Cronyism got a boost yesterday in the General Assembly. Dan Way reports for Carolina Journal:
State Rep. Ted Davis, R-New Hanover, bucked conservative critics who strenuously objected to making a $30-million taxpayer subsidy to Hollywood a permanent annual state allocation.
In fact, he helped lead the charge to approve Senate Bill 582, an omnibus measure that repealed a sunset provision for the Film and Entertainment Grant Program that was scheduled to end in July 2020.
“I asked for this to be put in the bill,” Davis said of the permanency provision. Indeed, he said, $30 million “is not as much as I would have liked to have seen.”
Some takeaways:
- The General Assembly has now decided to make it harder for future legislatures to revisit the special giveaway to outside film production companies, paid for by local workers and domestic businesses.
- The General Assembly has already tripled the film grant program since 2015. It’s only 2017.
- Davis has signaled he thinks tripling it isn’t near enough. Two bills earlier this year would have jacked it all the way up to $55 million.
Donald Bryson, director of Americans for Prosperity–North Carolina, issued the following notice today on Twitter:
The #NCGA should anticipate @AFPNC holding some members accountable for their support of subsidizing Hollywood. #NoHollywoodHandouts
— Donald Bryson (@donaldbryson) October 5, 2017
He’s right to bring accountability. It’s one of those issues where special interests win out easily over working people and small local business enterprises who don’t have the time nor money to lobby for legislators to protect their interests.
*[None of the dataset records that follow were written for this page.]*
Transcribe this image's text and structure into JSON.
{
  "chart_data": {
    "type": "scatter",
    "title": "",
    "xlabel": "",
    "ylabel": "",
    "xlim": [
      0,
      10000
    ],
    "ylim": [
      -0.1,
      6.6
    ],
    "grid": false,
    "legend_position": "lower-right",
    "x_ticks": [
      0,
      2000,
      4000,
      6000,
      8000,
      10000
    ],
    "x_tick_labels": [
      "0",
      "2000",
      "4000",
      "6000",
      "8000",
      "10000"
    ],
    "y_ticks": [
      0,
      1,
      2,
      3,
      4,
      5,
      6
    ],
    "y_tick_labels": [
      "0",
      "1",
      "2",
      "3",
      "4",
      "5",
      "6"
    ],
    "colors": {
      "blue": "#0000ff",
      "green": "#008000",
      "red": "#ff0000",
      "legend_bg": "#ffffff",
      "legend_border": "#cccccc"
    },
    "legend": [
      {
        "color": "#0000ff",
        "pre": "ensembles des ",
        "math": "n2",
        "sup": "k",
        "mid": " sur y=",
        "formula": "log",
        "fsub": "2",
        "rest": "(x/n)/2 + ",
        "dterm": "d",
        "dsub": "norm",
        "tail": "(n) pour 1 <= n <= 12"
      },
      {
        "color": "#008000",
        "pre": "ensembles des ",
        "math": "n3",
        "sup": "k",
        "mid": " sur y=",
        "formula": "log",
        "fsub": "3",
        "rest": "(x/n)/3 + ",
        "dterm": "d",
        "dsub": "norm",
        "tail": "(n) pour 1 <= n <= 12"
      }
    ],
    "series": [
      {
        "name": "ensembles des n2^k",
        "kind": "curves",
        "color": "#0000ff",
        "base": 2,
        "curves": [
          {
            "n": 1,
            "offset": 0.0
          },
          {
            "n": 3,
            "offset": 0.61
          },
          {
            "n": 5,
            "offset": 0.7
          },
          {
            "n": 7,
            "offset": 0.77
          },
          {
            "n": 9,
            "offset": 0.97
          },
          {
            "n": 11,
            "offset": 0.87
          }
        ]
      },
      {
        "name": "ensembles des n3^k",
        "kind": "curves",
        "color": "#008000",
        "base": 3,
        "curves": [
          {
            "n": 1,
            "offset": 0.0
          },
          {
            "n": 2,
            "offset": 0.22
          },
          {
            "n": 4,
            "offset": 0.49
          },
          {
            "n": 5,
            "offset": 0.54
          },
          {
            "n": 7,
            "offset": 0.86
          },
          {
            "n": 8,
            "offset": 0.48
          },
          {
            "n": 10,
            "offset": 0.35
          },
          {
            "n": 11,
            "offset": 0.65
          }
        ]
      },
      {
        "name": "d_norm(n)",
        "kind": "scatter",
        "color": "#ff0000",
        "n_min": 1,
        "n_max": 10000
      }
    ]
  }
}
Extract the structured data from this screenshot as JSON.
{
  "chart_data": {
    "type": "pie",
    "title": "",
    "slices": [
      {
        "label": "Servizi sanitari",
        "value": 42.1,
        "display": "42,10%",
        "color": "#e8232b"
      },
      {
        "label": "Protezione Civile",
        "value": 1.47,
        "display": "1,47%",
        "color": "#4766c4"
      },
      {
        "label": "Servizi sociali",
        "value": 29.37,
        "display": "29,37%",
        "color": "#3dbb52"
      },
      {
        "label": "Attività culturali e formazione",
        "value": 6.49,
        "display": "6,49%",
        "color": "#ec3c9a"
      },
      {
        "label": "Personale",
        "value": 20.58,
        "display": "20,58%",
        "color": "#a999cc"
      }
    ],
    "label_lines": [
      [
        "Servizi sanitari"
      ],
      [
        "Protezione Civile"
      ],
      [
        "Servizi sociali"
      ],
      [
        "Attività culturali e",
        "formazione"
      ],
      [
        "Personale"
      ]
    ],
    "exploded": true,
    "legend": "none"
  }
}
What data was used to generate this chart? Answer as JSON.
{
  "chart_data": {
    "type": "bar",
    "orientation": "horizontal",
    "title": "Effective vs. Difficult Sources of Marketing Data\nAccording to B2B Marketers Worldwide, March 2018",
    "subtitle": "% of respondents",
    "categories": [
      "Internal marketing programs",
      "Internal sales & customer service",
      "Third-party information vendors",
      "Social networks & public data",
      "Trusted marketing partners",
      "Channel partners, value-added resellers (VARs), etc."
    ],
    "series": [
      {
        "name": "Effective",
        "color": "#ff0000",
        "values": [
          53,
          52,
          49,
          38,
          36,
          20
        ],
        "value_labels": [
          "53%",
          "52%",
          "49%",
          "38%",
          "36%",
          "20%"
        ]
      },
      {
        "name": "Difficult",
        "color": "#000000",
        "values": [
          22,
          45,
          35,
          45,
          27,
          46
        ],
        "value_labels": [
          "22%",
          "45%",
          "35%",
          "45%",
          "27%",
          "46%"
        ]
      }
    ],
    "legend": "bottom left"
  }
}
The squeaky wheel gets the grease. The squawking rent-seeker gets public funds.
But that doesn’t change matters. Third-party studies of state film incentives consistently find that they don’t help the state’s economy or other industries. State reviews of their own film incentive programs found them to be net money losers. NC’s previous program was returning only 19 cents per dollar.
In his 2016 study in the academic journal The American Review of Public Administration, Prof. Michael Thom of the University of Southern California found that state film incentive programs have no impact on their states’ economies or industries. He went into great detail explaining why film incentives programs don’t work. They basically just benefit film production companies and current workers.